When we look at health care holistically and we look at trying to manage in this new era of patient-centered care then it means that we have to understand not only the natural history of disease, but we also have to address the social determinants of illness. We know, for example, that the largest cost-driver in our Medicare budgets is readmission back to the hospital after thirty days for people with congestive heart failure. Well if you discharge a woman who lives alone and who’s vulnerable and fragile into a community and there’s no Meals on Wheels program, there’s no home health care aid program—people to engage that person once they’re discharged—then it is inevitable that [they may have to be readmitted to the hospital]. So we have to understand now that the genius of the American medical and health system has to be an integration that looks not only at clinical medicine, but also at such things as housing, food, nutrition, and home health care aides. It is a holistic approach and we are beginning now to understand better than we’ve ever understood that it is the non-medical social support services which can be equally important as the medical care services.
What kind of data don’t we have? What do we need to make this case better to providers, payers, and employers?
One of the most exciting things about the health industry—and I use that as a generic term—is that we’re beginning to mirror other consumer-centric industries in our access to big data and the analytics that are necessary to understand the meaning of big data sets. We’ve got now, thankfully, the ability to understand a plethora of new kinds of knowledge—knowledge that comes from how people engage with their smartphones, their social networks, how they engage in biometry and other sensor-based technologies, how they engage in consumer gaming technologies. We’ve got a lot of information that we’ve never had before. Our challenge going forward will be how do we integrate that and aggregate it in a way that makes sense. How do we make sure that the holistic health care team has appropriate access to it? And then we will have to make sure that there is a fundamental level of trust by the American people that their data can be used by the comprehensive holistic health team in a way that will help them, and not harm them. Those are the requirements going forward, and this is an exciting moment when we have lots of information. We just have to make sure we have the intelligence to organize it, analyze it and then disseminate it and provide access at the point of care when people have to make choices, whether that point of care is at the grocery aisle, picking the right foods for my situation, whether that point of access is in the clinical arena when the patient must make very important personal health choices.
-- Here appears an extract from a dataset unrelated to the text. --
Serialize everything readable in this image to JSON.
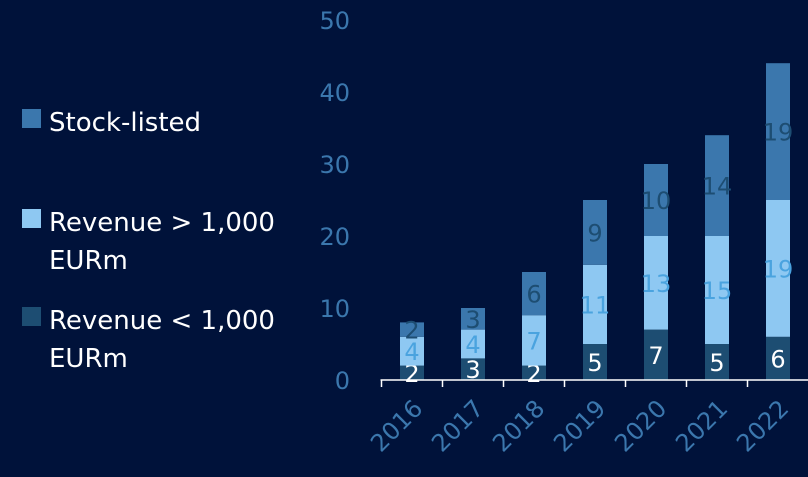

What do you want to get out of APHA this year?
APHA is a fantastic way of engaging this army of public health and their stakeholders in a continuous conversation about the important issues. What I want to get out of the APHA convention is being not only able to surface ideas, but to continue to refine and deepen the partnerships that turn ideas into action. We’re going to certainly be using things like social network and social media to solidify our relationship with stakeholders. We’ll be looking for opportunities to dive deeper beyond that in the days to come to shore up and build up those infrastructures. The biggest challenge that we have when we come to APHA meetings is to take the enthusiasm and the excitement we have for ideas and turn those into tangible actions that can be operated at scale and that can be sustained by financial infrastructures that are already weak and challenged. The return on investment has to be very, very clear and so turning ideas into meaningful and sustainable actions is really what we’re ultimately all about.